We see here that instead of specifying the index of the qubit to which we are applying each operation we use the output qubit itself. So H is applied to the q1 qubit, which in turn is used in the CSWAP (constructed by appying C to the SwapOp) along with the original q2 and q3. The first input is used as the control with the second two forwarded to whatever operation is being controlled. We then apply H to the new control qubit state. Finally to simulate measurement we use the Measure operation.

We have constructed m1 which contains the entire circuit defined up to that point, we may now run m1 to measure the first qubit using a variety of input states.

Below we choose the following inputs: \[ \lvert q1 \rangle = 1.0 \lvert 0 \rangle + 0.0 \lvert 1 \rangle = \lvert 0 \rangle \] \[ \lvert q2 \rangle = 0.0 \lvert 0 0 \rangle + 0.0 \lvert 0 1 \rangle + 0.0 \lvert 1 0 \rangle + 1.0 \lvert 1 1 \rangle = \lvert 1 1 \rangle \] \[ \lvert q3 \rangle = ~...~ = \lvert 0 0 \rangle \]

out, classic = m1.run(feed={q1: [1.0, 0.0], 
                            q2: [0.0, 0.0, 0.0, 1.0], 
                            q3: [1.0, 0.0, 0.0, 0.0]})

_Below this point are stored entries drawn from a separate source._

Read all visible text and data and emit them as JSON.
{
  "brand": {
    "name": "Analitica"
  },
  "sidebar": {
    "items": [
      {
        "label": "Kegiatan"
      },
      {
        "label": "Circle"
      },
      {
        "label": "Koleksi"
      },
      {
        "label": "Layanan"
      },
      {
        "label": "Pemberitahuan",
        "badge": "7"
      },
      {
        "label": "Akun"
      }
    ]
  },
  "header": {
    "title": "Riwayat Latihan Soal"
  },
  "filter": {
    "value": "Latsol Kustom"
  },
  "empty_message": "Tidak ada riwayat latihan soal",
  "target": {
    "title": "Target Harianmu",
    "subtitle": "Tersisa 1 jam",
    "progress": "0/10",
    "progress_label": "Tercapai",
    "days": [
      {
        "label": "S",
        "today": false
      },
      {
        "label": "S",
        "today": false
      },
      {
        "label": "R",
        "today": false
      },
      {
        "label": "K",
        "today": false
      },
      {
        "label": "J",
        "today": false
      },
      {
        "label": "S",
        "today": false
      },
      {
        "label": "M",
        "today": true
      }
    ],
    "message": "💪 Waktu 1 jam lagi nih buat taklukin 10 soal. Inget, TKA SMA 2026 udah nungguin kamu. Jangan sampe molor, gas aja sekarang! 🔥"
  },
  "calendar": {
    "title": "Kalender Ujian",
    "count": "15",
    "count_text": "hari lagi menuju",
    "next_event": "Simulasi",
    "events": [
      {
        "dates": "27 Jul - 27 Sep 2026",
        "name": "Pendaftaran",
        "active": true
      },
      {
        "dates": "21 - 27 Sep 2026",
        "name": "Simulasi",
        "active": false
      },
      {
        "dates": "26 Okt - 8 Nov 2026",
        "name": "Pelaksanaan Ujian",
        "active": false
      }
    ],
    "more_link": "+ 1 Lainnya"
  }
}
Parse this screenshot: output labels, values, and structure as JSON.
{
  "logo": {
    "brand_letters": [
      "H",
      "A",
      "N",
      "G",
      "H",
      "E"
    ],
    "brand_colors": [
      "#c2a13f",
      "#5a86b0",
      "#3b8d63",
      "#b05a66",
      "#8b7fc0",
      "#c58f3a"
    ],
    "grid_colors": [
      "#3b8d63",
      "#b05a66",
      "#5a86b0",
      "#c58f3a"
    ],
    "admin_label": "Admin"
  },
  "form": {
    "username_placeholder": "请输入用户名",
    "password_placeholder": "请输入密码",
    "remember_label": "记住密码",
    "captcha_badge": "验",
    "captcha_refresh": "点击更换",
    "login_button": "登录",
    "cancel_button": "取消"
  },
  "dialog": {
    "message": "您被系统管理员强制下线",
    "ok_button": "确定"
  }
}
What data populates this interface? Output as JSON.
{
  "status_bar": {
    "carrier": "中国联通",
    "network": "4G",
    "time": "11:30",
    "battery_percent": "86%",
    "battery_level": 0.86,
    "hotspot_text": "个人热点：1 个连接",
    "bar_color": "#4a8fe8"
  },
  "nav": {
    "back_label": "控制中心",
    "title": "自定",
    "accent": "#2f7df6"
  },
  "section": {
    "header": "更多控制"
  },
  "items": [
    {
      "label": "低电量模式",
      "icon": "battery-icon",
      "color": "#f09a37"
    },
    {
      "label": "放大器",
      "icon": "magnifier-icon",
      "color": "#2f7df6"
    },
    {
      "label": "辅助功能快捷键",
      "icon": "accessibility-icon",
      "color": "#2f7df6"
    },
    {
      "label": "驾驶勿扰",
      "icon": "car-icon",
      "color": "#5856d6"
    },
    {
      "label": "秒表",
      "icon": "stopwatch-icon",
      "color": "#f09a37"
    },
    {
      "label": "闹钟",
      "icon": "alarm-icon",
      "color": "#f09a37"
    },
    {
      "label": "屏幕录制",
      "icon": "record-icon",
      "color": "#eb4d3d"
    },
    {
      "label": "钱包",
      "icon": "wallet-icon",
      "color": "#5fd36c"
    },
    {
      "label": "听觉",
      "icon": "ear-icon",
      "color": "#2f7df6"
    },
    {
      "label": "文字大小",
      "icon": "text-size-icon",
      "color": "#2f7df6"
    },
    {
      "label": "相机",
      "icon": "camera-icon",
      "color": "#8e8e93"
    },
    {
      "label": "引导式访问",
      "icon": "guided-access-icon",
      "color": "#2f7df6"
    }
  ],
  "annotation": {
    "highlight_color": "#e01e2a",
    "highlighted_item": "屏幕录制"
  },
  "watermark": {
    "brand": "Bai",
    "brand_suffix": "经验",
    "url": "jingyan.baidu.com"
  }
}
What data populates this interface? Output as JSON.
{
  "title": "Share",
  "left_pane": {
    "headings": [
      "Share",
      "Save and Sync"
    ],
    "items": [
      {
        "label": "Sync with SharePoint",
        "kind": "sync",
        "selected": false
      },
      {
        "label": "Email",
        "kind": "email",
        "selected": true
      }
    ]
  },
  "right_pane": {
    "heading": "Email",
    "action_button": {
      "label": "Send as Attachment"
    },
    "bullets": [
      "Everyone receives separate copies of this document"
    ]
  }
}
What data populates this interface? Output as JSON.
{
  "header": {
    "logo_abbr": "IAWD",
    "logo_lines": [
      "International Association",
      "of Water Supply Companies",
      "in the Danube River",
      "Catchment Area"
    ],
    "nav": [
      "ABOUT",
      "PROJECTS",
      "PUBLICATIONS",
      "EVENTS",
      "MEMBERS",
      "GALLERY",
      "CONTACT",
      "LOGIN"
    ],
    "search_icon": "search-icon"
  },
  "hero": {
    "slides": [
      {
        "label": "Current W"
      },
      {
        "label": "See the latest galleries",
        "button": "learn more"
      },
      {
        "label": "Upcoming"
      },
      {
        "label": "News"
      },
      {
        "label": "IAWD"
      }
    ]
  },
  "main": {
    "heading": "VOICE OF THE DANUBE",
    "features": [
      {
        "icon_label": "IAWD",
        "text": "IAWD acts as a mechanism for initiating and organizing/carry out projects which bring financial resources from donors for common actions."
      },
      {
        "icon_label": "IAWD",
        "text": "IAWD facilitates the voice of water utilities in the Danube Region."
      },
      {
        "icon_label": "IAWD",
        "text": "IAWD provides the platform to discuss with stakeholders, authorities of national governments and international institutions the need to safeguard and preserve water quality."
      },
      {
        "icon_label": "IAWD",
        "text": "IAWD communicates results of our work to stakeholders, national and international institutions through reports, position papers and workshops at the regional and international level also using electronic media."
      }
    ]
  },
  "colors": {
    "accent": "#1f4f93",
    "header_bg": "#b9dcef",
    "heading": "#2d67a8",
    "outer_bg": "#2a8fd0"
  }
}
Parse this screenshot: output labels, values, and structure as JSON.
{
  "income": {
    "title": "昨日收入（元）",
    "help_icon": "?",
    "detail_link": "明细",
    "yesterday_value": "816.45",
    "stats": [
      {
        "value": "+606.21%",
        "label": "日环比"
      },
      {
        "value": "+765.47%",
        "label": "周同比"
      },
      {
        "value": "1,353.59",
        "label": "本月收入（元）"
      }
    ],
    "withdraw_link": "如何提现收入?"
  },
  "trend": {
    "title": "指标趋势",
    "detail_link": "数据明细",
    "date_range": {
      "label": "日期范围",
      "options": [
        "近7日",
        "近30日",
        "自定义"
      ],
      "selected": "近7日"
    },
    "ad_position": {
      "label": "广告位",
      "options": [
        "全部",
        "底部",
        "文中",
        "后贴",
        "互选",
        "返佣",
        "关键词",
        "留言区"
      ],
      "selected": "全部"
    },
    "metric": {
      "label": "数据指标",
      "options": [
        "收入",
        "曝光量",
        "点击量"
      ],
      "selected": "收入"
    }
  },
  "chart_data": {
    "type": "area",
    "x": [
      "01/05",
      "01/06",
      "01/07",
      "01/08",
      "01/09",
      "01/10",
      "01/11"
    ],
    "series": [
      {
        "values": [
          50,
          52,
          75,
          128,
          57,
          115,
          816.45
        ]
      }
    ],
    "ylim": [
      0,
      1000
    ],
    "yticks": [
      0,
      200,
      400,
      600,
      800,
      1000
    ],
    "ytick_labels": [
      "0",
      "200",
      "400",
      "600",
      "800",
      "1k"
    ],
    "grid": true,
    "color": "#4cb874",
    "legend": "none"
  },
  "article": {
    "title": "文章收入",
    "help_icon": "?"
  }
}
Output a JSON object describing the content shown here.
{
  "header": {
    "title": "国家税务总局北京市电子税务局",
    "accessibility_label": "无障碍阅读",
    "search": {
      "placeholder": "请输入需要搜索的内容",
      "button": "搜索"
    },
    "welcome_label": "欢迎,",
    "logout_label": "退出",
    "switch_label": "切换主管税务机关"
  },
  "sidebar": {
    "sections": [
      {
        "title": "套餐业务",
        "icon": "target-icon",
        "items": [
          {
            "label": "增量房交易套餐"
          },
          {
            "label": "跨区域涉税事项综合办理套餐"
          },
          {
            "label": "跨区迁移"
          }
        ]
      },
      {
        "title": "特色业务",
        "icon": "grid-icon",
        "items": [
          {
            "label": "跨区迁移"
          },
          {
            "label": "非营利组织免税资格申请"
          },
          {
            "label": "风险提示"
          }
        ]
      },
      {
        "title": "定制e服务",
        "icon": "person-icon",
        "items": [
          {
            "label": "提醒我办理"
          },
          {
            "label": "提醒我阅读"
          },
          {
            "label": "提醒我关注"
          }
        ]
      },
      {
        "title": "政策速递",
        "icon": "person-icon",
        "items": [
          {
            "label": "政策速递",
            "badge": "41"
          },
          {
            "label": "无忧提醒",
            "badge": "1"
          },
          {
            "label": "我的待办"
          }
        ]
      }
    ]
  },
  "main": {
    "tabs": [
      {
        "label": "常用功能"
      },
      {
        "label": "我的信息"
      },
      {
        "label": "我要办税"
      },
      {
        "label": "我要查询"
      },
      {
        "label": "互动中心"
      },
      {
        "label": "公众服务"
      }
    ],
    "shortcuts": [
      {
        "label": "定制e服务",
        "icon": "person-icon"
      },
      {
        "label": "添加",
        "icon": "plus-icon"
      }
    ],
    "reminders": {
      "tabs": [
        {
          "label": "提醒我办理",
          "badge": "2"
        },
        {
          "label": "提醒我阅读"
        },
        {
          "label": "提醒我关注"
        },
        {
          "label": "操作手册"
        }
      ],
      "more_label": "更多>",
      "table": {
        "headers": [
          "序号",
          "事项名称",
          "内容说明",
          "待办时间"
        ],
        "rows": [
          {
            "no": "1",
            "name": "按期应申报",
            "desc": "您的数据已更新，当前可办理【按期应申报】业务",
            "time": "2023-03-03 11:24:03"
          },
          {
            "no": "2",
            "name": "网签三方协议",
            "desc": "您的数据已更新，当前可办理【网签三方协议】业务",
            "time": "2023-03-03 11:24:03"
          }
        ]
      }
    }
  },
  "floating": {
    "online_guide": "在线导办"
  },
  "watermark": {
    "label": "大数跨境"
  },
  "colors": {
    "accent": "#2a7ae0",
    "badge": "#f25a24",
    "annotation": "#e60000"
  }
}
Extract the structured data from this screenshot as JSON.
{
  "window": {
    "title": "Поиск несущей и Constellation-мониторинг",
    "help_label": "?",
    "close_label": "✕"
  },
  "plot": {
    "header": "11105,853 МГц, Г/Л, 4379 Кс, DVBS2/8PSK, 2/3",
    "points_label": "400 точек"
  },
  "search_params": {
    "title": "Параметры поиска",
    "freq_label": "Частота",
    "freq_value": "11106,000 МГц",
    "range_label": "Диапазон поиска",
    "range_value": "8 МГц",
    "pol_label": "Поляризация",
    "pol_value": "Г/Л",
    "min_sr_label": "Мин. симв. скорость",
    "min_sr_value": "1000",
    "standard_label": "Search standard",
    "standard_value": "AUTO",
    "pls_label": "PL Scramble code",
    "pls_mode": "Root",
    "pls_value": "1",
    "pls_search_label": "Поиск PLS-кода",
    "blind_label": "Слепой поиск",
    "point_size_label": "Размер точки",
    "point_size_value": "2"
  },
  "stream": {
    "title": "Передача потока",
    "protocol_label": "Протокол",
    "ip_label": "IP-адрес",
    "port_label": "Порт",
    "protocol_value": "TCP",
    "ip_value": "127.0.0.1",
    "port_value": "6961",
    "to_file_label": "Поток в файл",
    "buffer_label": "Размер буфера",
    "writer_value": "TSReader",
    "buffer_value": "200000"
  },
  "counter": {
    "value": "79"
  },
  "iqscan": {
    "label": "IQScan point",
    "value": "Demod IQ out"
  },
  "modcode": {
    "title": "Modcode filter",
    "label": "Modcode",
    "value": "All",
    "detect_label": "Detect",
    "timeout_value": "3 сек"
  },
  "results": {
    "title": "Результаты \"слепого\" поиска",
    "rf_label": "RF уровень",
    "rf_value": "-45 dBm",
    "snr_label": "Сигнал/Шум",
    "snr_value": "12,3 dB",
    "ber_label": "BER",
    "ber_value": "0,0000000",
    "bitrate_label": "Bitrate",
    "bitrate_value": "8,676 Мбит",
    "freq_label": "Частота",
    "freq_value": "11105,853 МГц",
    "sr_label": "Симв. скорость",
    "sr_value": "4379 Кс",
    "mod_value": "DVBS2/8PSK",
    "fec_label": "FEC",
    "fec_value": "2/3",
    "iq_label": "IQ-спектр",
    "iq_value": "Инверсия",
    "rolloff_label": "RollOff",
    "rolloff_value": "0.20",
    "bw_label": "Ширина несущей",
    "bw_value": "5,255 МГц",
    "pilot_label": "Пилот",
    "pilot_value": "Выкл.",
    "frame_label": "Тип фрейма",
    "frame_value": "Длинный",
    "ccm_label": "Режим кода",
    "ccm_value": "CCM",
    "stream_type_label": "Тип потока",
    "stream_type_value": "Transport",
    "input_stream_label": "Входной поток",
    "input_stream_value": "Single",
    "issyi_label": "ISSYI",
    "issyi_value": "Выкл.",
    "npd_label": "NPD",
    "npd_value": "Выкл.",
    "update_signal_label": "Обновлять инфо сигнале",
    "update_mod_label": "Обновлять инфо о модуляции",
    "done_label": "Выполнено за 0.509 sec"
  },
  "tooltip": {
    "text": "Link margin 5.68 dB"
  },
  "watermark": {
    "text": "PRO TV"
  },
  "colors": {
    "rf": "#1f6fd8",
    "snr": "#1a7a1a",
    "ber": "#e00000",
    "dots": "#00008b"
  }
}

measured, measured_prob = classic[m1]

out gives the quantum state after the circuit is executed, note that since one of the qubits is measured the quantum state only include 4 qubits (q2 + q3) and thus \(2^4\) complex values in the array out (for each combination of \(\lvert a b c d \rangle\) ).

The classic dictionary contains a mapping from each measured object (here just m1) to the value recovered as well as the probability of obtaining that value (which is not available in actual quantum computers but is useful nonetheless). So we expect that given \[\mathbb{P}(\lvert 0 \rangle) = \frac{1}{2} + \frac{1}{2} \vert \langle \psi \vert \phi \rangle \vert^2 \] and \[\langle q_2 \vert q_3 \rangle = \langle 1 1 \vert 0 0 \rangle = 0\] Thus \(\mathbb{P}(\lvert 0 \rangle) = \frac{1}{2}\)

We therefore expect measured to be either 0 or 1 with equal probability and measured_prob to always be 0.5.

Summary and Conclusion

This post does not aim to provide someone with all the tools necessary to begin writing their own quantum algorithms - rather it aims to provide some degree of background on how quantum computers operate. Moving forward I hope to post some more in-depth articles where I can provide some concrete examples of applications of quantum algorithms which can outperform their classical counterparts - specifically Grover's Algorithm for fast database lookup and Shor's Algorithm for finding the prime factors of an integer.